The Probabilities Also Matter: A More Faithful Metric for Faithfulness of Free-Text Explanations in Large Language Models (2404.03189v2)

Published 4 Apr 2024 in cs.CL and cs.AI

Abstract: In order to oversee advanced AI systems, it is important to understand their underlying decision-making process. When prompted, LLMs can provide natural language explanations or reasoning traces that sound plausible and receive high ratings from human annotators. However, it is unclear to what extent these explanations are faithful, i.e., truly capture the factors responsible for the model's predictions. In this work, we introduce Correlational Explanatory Faithfulness (CEF), a metric that can be used in faithfulness tests based on input interventions. Previous metrics used in such tests take into account only binary changes in the predictions. Our metric accounts for the total shift in the model's predicted label distribution, more accurately reflecting the explanations' faithfulness. We then introduce the Correlational Counterfactual Test (CCT) by instantiating CEF on the Counterfactual Test (CT) from Atanasova et al. (2023). We evaluate the faithfulness of free-text explanations generated by few-shot-prompted LLMs from the Llama2 family on three NLP tasks. We find that our metric measures aspects of faithfulness which the CT misses.

PDF HTML Abstract

An Analysis of Correlational Explanatory Faithfulness in LLMs

The paper "The Probabilities Also Matter: A More Faithful Metric for Faithfulness of Free-Text Explanations in LLMs" by Noah Y. Siegel et al. introduces a novel approach to evaluating the faithfulness of free-text explanations generated by LLMs. This research seeks greater insight into the decision-making processes of such models, a crucial requirement for their deployment in high-stakes environments.
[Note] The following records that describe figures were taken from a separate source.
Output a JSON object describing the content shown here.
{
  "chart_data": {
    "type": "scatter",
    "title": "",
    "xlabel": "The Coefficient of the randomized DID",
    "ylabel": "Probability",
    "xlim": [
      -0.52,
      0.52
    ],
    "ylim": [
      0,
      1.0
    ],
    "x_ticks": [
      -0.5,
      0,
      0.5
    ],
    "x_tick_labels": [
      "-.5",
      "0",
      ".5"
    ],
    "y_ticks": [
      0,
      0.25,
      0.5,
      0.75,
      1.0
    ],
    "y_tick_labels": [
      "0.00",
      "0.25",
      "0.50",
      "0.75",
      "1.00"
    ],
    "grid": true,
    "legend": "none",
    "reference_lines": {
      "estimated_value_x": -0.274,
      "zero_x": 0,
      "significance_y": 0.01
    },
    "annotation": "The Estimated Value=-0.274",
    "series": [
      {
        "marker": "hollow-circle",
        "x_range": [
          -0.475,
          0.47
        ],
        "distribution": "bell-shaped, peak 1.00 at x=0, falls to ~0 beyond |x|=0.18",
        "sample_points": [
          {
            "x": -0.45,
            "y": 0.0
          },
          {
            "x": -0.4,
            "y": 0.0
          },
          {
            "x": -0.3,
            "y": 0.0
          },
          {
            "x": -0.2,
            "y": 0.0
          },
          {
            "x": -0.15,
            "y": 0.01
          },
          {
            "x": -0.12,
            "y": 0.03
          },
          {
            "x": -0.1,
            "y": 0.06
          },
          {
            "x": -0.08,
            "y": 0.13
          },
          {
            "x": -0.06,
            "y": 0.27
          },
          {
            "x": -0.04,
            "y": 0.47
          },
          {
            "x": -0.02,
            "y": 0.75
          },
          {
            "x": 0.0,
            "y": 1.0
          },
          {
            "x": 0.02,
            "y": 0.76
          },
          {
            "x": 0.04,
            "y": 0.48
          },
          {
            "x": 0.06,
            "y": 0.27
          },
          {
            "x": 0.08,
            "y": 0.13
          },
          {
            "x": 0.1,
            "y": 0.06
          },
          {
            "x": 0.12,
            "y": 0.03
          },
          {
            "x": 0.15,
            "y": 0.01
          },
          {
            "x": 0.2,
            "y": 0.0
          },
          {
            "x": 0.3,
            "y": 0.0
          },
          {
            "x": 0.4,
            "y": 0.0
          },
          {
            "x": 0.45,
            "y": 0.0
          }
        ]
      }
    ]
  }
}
The paper critiques existing faithfulness metrics and proposes Correlational Explanatory Faithfulness (CEF) and the Correlational Counterfactual Test (CCT) as more nuanced and informative alternatives.

Key Contributions

Objective Critique of Binary Metrics: The authors identify a significant limitation in prevailing faithfulness metrics, which largely depend on binary indicators of prediction changes following input interventions. This binary treatment lacks the granularity needed to capture nuances in prediction shifts.
Introduction of CEF: The paper proposes Correlational Explanatory Faithfulness (CEF), a metric that evaluates faithfulness based on the correlation between prediction impact and explanatory mentions. CEF provides a more continuous measure of faithfulness than existing metrics. It considers both the degree of impact of input interventions and the frequency of explanatory mentions of impactful factors, thereby addressing the need for explanations that highlight significant factors over trivial ones.
Correlational Counterfactual Test (CCT): Building on the Counterfactual Test (CT), the authors propose CCT as a refined tool to measure explanatory faithfulness. CCT uses statistical distances, specifically Total Variation Distance (TVD), to quantify the shift in predicted label distributions following interventions. This offers a more comprehensive view of model behavior than binary label change detection.
Empirical Evaluation: The authors apply CCT to evaluate free-text explanations generated by few-shot-prompted LLMs from the Llama2 family across three NLP tasks: e-SNLI, ComVE, and ECQA. The CCT reveals faithfulness trends that previous metrics may have missed, indicating gaps in prior interpretation frameworks.

Implications and Future Directions

The introduction of CEF and CCT signals a significant shift toward more thorough assessments of explanation faithfulness in LLMs. This advancement has practical ramifications for domains such as healthcare and criminal justice, where understanding AI model reasoning is pivotal. By offering a more granular and correlate-based analysis, CCT could enhance oversight mechanisms for AI, fostering greater trust in AI's deployment in sensitive sectors.

Theoretically, this work underscores the importance of capturing non-binary dynamics in AI interpretability research. The pursuit of refining metrics like CCT could lead to deeper insights into the underlying mechanisms of LLMs and improve the generalizability of interpretability findings across diverse AI systems.

Looking forward, the research opens pathways for the evaluation of instruction-tuned models, as well as the exploration of explanation generation strategies such as question decomposition. A continued focus on the interaction between prediction impact and explanation structure could further solidify the nexus between transparency and model reliability. Enhanced metrics like CCT may catalyze broader efforts to standardize interpretability assessments, potentially setting benchmarks for future contributions in the field.

In conclusion, the development and application of CEF and CCT signify a substantial contribution to AI interpretability. This research provides a more faithful reflection of model reasoning processes, challenging researchers to reconceive the metrics guiding explainability in AI. As models evolve, so too must the methods by which we assess their transparency and trustworthiness, a challenge this paper addresses with commendable depth.